Setidaknya proyek pembangkit listrik batubara masih mendominasi pinjaman sektor listrik di Belt and Road Initiative dan menyumbang porsi terbesar 42% dari pembiayaan sektor energi oleh bank-bank Cina pada tahun 2018.
Hal tersebut tentu bertentangan dengan upaya global untuk menurunkan emisi terutama dari sektor energi dari kesepakatan Paris Agreement, mengingat Indonesia dan Cina juga ada dalam bagian tersebut.
Hal tersebut juga ditegaskan oleh Manager Kampanye Keadilan Iklim dan Isu Global WALHI, Yuyun Pramono bahwa Cina malah sedang melanggengkan pembiayaan proyek energi kotor.
"Hal ini tentu bertentangan dengan upaya global untuk menurunkan emisi terutama dari sektor energi. Negara-negara lain sudah mulai meningggalkan energi kotor batubara, namun pemerintah Cina melalui pembiayaan bank-bank Cina justru melanggengkan ketergantungan terhadap energi fosil," ujarnya.
Tahun 2017, tiga bank Cina antara lain, China Contruction Bank, ICBC dan Bank of China termasuk dalam 10 Bank di dunia yang paling buruk karena membiayai energi fosil.

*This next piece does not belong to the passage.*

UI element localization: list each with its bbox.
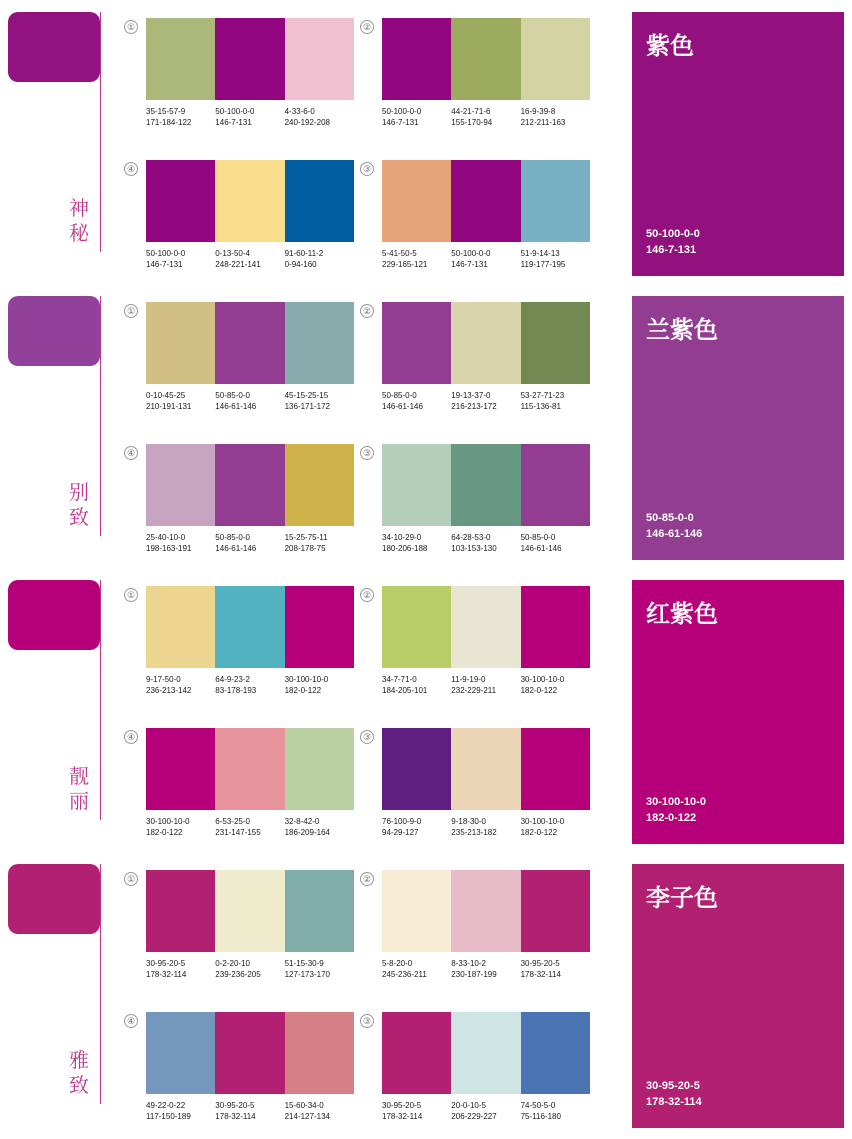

Total pembiayaan tambang batu bara pada tahun 2015-2017 masing-masing adalah China Contruction Bank: USD 12.608 Juta, ICBC: USD 9.464 Juta, BoC: USD 8.215 Juta. Sedangkan total Pembiayaan PLTU Batubara masing-masing bank adalah ICBC: USD 13.463 Juta, China Contruction Bank: USD 13.264 Juta, BoC: USD 9.064 Juta.
Selain itu dari 28 Proyek senilai Rp 1.296 T yang ditawarkan oleh pemerintah Indonesia untuk didanai dalam kerangka Belt and Road Inititive juga masih terdapat proyek-proyek listrik energi kotor batubara antara lain: PLTU batubara berkapasitas 1.000 Mw Kawasan Industri dan Pelabuhan Internasional (KIPI), Tanah Kuning, Mangkupadi di Kalimantan Utara. PLTU batubara berkapasitas 2x350 Mw di Celukan Bawang, Bali. PLTU Mulut Tambang Kalselteng 3 berkapasitas 2x100 Mw dan Kalselteng 4 berkapasitas 2x100 Mw, Kalimantan Tengah.